0. PPMZ

by Charles Bloom.  Distribution of this program is subject to the Bloom Public License
(any usage allowed by the GNU License is also allowed under BPL; don't worry about
the BPL if you are in academia)

see algorithm.txt for a semi-technical description of why PPMZ works so well.

This file contains:

	1. brief description of PPMZ

	2. usage tutorial (it should be intuitive, but just in case)

	3. how to use PPMZ as a true archiver

1. Description

PPMZ is a file to file (like gzip) compressor based on the PPM method.
PPM stands for Prediction by Partial Match.  What this means is: PPM
learns the statistics of the file - i.e. it learns how to look at the
data and predict what will happen next.  When PPM is predicting
successfully, it can use arithmetic coding to transmit the data in a
much more compact way (i.e. you only need 1 bit to write a correct-guess
flag, instead of 1 byte for the character; with arithmetic coding this
kind of tradeoff can be adaptively adjusted to the estimated likely-hood
of the guess being right.

2. usage:

to encode:	PPMZ <infile> <ppmzfile>

to decode:  PPMZ <ppmzfile> <outfile>

the PPMZ decoder detects the PPMZ signature in the compressed file and
automatically knows to decode.

Memory requirements are roughly 30 times the file size.

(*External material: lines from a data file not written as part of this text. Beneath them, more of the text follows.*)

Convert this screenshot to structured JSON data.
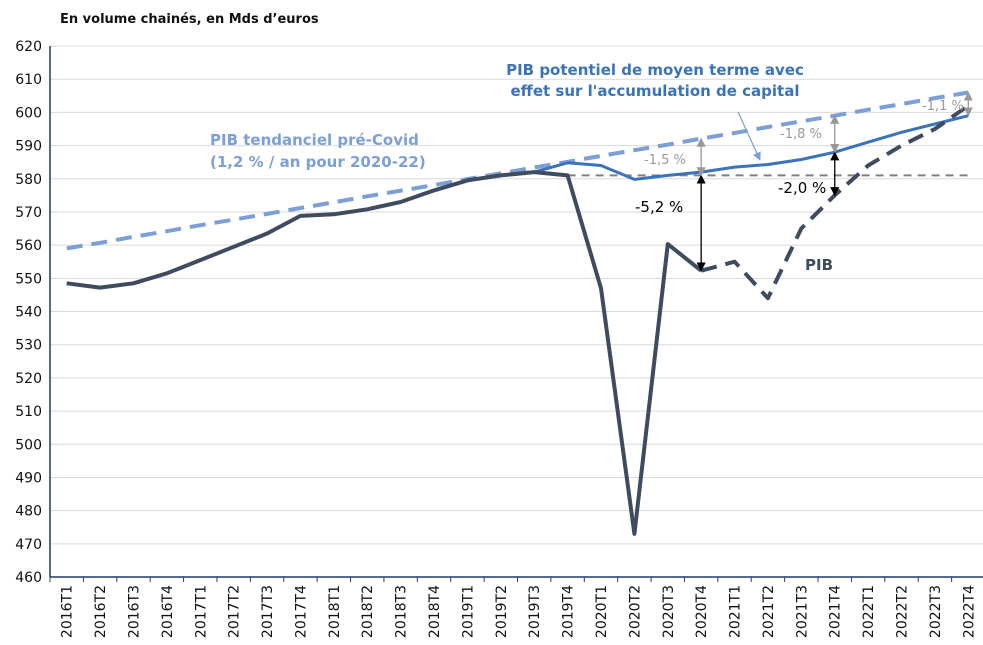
{
  "chart_data": {
    "type": "line",
    "title": "En volume chainés, en Mds d’euros",
    "categories": [
      "2016T1",
      "2016T2",
      "2016T3",
      "2016T4",
      "2017T1",
      "2017T2",
      "2017T3",
      "2017T4",
      "2018T1",
      "2018T2",
      "2018T3",
      "2018T4",
      "2019T1",
      "2019T2",
      "2019T3",
      "2019T4",
      "2020T1",
      "2020T2",
      "2020T3",
      "2020T4",
      "2021T1",
      "2021T2",
      "2021T3",
      "2021T4",
      "2022T1",
      "2022T2",
      "2022T3",
      "2022T4"
    ],
    "ylim": [
      460,
      620
    ],
    "yticks": [
      460,
      470,
      480,
      490,
      500,
      510,
      520,
      530,
      540,
      550,
      560,
      570,
      580,
      590,
      600,
      610,
      620
    ],
    "grid": true,
    "series": [
      {
        "color": "#7b9fd6",
        "dashed": true,
        "values": [
          559,
          560.7,
          562.5,
          564.2,
          566,
          567.7,
          569.4,
          571.2,
          572.9,
          574.7,
          576.4,
          578.1,
          579.9,
          581.6,
          583.4,
          585.1,
          586.9,
          588.6,
          590.3,
          592.1,
          593.8,
          595.6,
          597.3,
          599,
          600.8,
          602.5,
          604.3,
          606
        ]
      },
      {
        "color": "#808080",
        "dashed": true,
        "values": [
          null,
          null,
          null,
          null,
          null,
          null,
          null,
          null,
          null,
          null,
          null,
          null,
          null,
          null,
          null,
          581,
          581,
          581,
          581,
          581,
          581,
          581,
          581,
          581,
          581,
          581,
          581,
          581
        ]
      },
      {
        "color": "#3b73b9",
        "dashed": false,
        "values": [
          null,
          null,
          null,
          null,
          null,
          null,
          null,
          null,
          null,
          null,
          null,
          null,
          null,
          null,
          582,
          584.8,
          584,
          579.8,
          581,
          582,
          583.5,
          584.3,
          585.8,
          588,
          591,
          594,
          596.5,
          599
        ]
      },
      {
        "color": "#3f4b5e",
        "dashed": false,
        "values": [
          548.5,
          547.2,
          548.5,
          551.5,
          555.5,
          559.5,
          563.5,
          568.8,
          569.3,
          570.8,
          573,
          576.5,
          579.5,
          581,
          582,
          581,
          547,
          473,
          560.3,
          552.3,
          null,
          null,
          null,
          null,
          null,
          null,
          null,
          null
        ]
      },
      {
        "color": "#3f4b5e",
        "dashed": true,
        "values": [
          null,
          null,
          null,
          null,
          null,
          null,
          null,
          null,
          null,
          null,
          null,
          null,
          null,
          null,
          null,
          null,
          null,
          null,
          null,
          552.3,
          555,
          544,
          565,
          575,
          584,
          590,
          595,
          602
        ]
      }
    ],
    "annotations": [
      "PIB potentiel de moyen terme avec",
      "effet sur l'accumulation de capital",
      "PIB  tendanciel  pré-Covid",
      "(1,2 %  / an  pour 2020-22)",
      "PIB",
      "-5,2 %",
      "-2,0 %",
      "-1,5 %",
      "-1,8 %",
      "-1,1 %"
    ]
  }
}
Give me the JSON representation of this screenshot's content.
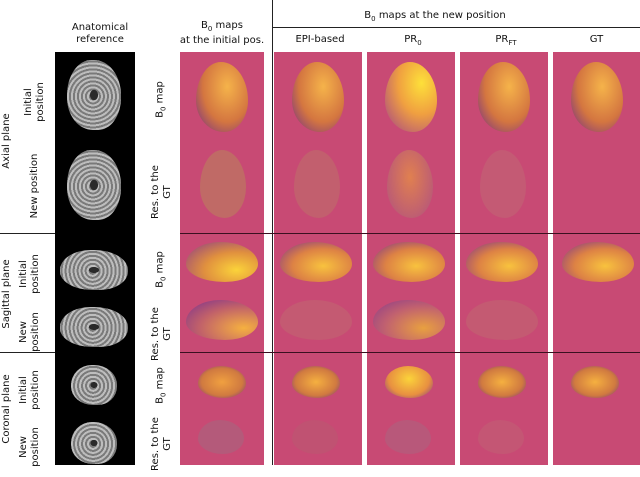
{
  "headers": {
    "anatomical": "Anatomical reference",
    "initial_maps_l1": "B",
    "initial_maps_sub": "0",
    "initial_maps_l1b": " maps",
    "initial_maps_l2": "at the initial pos.",
    "new_pos_a": "B",
    "new_pos_sub": "0",
    "new_pos_b": " maps at the new position",
    "epi": "EPI-based",
    "pr0_main": "PR",
    "pr0_sub": "0",
    "prft_main": "PR",
    "prft_sub": "FT",
    "gt": "GT"
  },
  "planes": [
    "Axial plane",
    "Sagittal plane",
    "Coronal plane"
  ],
  "positions": [
    "Initial position",
    "New position"
  ],
  "row_types": {
    "b0_a": "B",
    "b0_sub": "0",
    "b0_b": " map",
    "res": "Res. to the GT"
  }
}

Speed is roughly 1 byte per 20,000 CPU cycles (good lord!)

Compression is reported in terms of Output Bits per Input Byte (bpb)
(i.e. 8 = no compression, 4 = two to one, 2 = four to one, etc.)

advanced usage: flags may be placed anywhere on the command line

-c# : use a different coder.  coder 0 (default) is recommended for
      standard use.  coder 9 acheives the most compression, though
      is much slower.

-fZ : precondition the PPM tables.  This usually doesn't help
      too much, but if you want to pack a large text file, then
      preconditioning may help PPM to learn English ( :^> )
      Occasionally, packing an HTML file is helped as much as 0.2
      on compressing another HTML file.  WARNING : you must have
      the same precondition file in order to decode!!
      (this is the same as "tight channel" in ACB)

-a,d : for my use

-l[#]  : Limit memory use with an LRU.  Specifying [#] is optional;

3. archiver trick:

these are DOS batch files.  anyone who uses UNIX must be enough of a wizard
to translate these :^)

ppz.bat :

@echo off
if exist %1.ppz ppmz %1.ppz %1.zip
izip -0 %1.zip %2 %3 %4 %5
REM izip is infozip
REM pkzip -e0 %1.zip %2 %3 %4 %5
ppmz %1.zip %1.ppz
del %1.zip

unppz.bat :

@echo off
if exist %1.ppz goto found
echo ERROR: file not found
goto end
:found
ppmz %1.ppz %1.zip
iunzip %1.zip %2 %3 %4 %5
REM iunzip is info-unzip
REM pkunzip %1.zip %2 %3 %4 %5
del %1.zip
:end

note: using these will result in less compression than using PPMZ straight, because
zip writes such atrociously bloated headers.  Files are expanded by roughly 90 bytes
(per file). (using lha instead only expands files by roughly 40 bytes (per file)).
(use lha -z -h0 a %1.lzh %2 %3 %4 ; ppmz %1.lzh %1.ppz )

the "ppz" fake archiver works as a "solid" archiver.  Note that tar would work
just as well (as in the popular .tar.gz) but tar isn't well standardized in the
non-UNIX world (whereas pkzip is on every computer in the world).